Michigan's Modified Comparative Fault System
Michigan follows a modified comparative fault system under MCL § 600.2959. This means if you are partially at fault for your accident, your compensation is reduced by your percentage of fault — but only if you are 50% or less at fault. If you are found 51% or more at fault, you recover nothing. This threshold makes fault allocation one of the most contested issues in Michigan personal injury cases.
How the 50% Threshold Works in Practice
Suppose you are in a car accident and a jury determines your total damages are $500,000. If the jury finds you were 20% at fault (perhaps you were slightly speeding), your recovery is reduced to $400,000. If you were 50% at fault, you still recover $250,000. But if the jury assigns you 51% fault, you get zero. This cliff effect at 51% makes the difference between substantial compensation and nothing at all — which is why having an experienced attorney to fight fault allocation is critical.
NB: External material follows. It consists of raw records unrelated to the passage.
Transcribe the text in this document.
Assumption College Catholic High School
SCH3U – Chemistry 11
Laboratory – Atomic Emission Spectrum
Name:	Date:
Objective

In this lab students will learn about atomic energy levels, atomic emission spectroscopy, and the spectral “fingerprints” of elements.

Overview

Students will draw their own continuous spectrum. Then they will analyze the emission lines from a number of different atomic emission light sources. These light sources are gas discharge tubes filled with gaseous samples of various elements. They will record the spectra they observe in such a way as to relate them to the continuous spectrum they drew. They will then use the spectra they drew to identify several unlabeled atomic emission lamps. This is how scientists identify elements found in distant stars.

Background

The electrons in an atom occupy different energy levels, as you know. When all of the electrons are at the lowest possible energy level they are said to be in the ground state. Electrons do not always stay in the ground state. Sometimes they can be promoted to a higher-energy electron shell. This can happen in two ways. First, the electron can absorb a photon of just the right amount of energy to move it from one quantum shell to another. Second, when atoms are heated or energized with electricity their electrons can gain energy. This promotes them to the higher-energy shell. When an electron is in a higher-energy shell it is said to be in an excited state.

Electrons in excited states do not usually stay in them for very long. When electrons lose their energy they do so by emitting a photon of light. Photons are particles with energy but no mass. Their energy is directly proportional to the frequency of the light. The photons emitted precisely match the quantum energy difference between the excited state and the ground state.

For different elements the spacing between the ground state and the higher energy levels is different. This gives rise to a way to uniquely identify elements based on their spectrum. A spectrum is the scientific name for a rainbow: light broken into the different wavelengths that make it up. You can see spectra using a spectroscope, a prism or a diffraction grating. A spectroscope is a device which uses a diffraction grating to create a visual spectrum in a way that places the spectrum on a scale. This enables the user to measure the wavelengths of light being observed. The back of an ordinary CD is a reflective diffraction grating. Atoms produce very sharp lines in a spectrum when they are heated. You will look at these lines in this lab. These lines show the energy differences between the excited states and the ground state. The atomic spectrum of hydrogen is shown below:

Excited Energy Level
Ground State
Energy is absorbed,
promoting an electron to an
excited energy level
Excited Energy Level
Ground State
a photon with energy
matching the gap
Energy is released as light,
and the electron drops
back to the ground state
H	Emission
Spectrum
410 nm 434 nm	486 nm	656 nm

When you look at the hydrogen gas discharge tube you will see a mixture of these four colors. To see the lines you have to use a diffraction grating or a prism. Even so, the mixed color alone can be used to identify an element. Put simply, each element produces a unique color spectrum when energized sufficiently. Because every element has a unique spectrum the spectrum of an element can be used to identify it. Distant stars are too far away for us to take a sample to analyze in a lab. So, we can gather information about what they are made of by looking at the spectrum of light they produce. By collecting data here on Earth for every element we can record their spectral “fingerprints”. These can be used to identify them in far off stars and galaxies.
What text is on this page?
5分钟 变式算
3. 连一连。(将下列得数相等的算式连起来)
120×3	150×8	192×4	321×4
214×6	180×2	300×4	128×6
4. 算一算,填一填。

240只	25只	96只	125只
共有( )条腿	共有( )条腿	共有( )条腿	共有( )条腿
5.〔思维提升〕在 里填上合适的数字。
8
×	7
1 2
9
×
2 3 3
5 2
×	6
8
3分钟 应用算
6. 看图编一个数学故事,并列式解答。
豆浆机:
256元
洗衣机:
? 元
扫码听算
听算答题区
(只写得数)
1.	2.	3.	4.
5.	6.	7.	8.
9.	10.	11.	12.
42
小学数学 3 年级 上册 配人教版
How Insurance Companies Exploit Comparative Fault
Insurance adjusters are trained to shift blame onto victims. They will point to anything — you were on your phone, you did not signal, you were walking outside the crosswalk, you were not wearing a seatbelt — to argue you share fault. Their goal is to push your fault percentage above 50% so they pay nothing, or as high as possible to reduce what they owe. Koussan Law aggressively challenges every fault argument with evidence, expert testimony, and accident reconstruction.
Common Scenarios Where Comparative Fault Applies
Multi-vehicle accidents often involve shared fault when multiple drivers contributed to the collision. Pedestrian and bicycle accidents frequently involve fault arguments about jaywalking or riding without lights. Slip and fall cases almost always include an argument that the victim should have been more careful or should have noticed the hazard. Workplace injuries with third-party claims may involve arguments about the worker's own safety compliance.
Seatbelt Defense in Michigan
Michigan is one of the states that allows a seatbelt defense. Under MCL § 257.710e, if you were not wearing a seatbelt, the defendant can argue your injuries were worse than they would have been. However, the reduction is capped at 5% of your total damages. This is a limited defense but insurance companies use it in every case where it applies.
Protecting Your Case from Comparative Fault Arguments
The best defense against comparative fault is early evidence preservation. Dashcam footage, surveillance video, witness statements, and police reports all help establish what actually happened. Koussan Law investigates fault immediately — before evidence disappears and before insurance companies build their narrative. Our $14.95 million jury verdict demonstrates what happens when we take fault disputes to trial and win.